Journalism Department Unveils New Science Reporting Minor

New Learning Opportunity Bridges Journalism and the Sciences

  • Science and journalism join forces for a new minor. Photo Carl Bindman

The Concordia Journalism department’s minor in science journalism was approved by the senate on Jan. 24. The department’s first minor could be available to students as early as fall 2021.

The motion was presented to the senate by David Secko, Chair of the Journalism department. It will be open to students currently pursuing an undergraduate Bachelor’s degree in science.

Secko’s vision of the program is one that encompasses both natural and social sciences. He will be engaging with science students to address the key topics and issues that relate to science journalism.

“It really came from science departments because they’ve been struggling with misinformation and properly expressing themselves, which is what [journalists] are really good at.” —David Secko.

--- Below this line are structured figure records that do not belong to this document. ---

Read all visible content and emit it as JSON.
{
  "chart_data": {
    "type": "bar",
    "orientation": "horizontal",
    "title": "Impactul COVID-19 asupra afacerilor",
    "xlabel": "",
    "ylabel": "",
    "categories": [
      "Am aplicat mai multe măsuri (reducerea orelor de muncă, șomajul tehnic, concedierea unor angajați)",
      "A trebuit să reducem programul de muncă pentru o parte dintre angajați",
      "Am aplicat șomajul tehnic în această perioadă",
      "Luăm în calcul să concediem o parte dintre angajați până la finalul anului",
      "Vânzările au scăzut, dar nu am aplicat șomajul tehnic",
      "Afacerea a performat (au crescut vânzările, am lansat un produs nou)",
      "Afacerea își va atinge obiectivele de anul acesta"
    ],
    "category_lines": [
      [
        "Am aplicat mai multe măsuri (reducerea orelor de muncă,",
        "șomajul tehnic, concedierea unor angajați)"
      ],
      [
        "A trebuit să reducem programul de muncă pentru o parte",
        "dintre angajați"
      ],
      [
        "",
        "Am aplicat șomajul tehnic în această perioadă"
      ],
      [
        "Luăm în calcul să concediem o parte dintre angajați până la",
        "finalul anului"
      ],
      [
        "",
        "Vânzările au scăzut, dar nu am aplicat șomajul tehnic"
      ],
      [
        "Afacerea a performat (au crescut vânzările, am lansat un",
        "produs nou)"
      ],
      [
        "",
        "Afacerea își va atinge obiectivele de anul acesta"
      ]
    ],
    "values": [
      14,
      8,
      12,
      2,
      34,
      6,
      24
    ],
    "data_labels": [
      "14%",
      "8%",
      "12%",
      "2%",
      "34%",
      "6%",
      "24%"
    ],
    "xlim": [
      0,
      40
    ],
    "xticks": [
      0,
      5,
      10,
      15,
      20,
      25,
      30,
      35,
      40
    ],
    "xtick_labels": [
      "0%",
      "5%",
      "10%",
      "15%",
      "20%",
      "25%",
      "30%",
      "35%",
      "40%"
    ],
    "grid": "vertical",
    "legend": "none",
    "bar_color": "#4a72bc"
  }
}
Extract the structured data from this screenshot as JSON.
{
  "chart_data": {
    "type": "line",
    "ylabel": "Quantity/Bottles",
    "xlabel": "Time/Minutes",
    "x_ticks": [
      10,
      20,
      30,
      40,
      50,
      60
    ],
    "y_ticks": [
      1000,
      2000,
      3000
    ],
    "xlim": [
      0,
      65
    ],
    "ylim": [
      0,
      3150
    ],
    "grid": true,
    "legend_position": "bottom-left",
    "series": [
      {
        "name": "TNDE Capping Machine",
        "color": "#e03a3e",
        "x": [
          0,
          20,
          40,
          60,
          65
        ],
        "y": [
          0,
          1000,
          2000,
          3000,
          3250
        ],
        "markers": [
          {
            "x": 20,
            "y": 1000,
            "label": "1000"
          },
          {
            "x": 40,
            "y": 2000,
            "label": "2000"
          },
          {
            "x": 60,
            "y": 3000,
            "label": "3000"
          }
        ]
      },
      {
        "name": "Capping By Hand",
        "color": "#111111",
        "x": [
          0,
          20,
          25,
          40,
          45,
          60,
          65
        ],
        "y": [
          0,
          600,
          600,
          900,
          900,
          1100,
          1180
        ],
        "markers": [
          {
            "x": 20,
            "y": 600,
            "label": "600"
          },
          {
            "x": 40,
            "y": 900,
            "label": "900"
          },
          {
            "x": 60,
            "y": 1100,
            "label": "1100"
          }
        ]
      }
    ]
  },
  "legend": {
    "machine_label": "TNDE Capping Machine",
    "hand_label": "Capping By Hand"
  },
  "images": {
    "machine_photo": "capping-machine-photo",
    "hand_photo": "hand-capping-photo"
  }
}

When he was hired in 2007, Secko said there was a conversation on the impact that science has on society. The need for science journalism led up to the minor’s creation. It was part of his mandate when hired to create a research and teaching mandate around science journalism.

“It really came from science departments because they’ve been struggling with misinformation and properly expressing themselves, which is what [journalists] are really good at,” says Secko.

The new program will be a 24 credit minor. Students will first learn the basics of reporting and multimedia journalism, then focus on specialized science journalism classes. There will be a variety of electives from the journalism department and other faculties.

The minor has been a long work in progress. Secko wanted to create something well thought out and that fit the concerns of those in the sciences. He first tested the content of the minor with a health and science journalism course which he says was well received by the journalism students.

Secko assures that the new minor won’t negatively impact class space in the journalism program, which already has a scarcity problem. If there is a significant interest in the minor they will add another section and if not, both programs will be blended.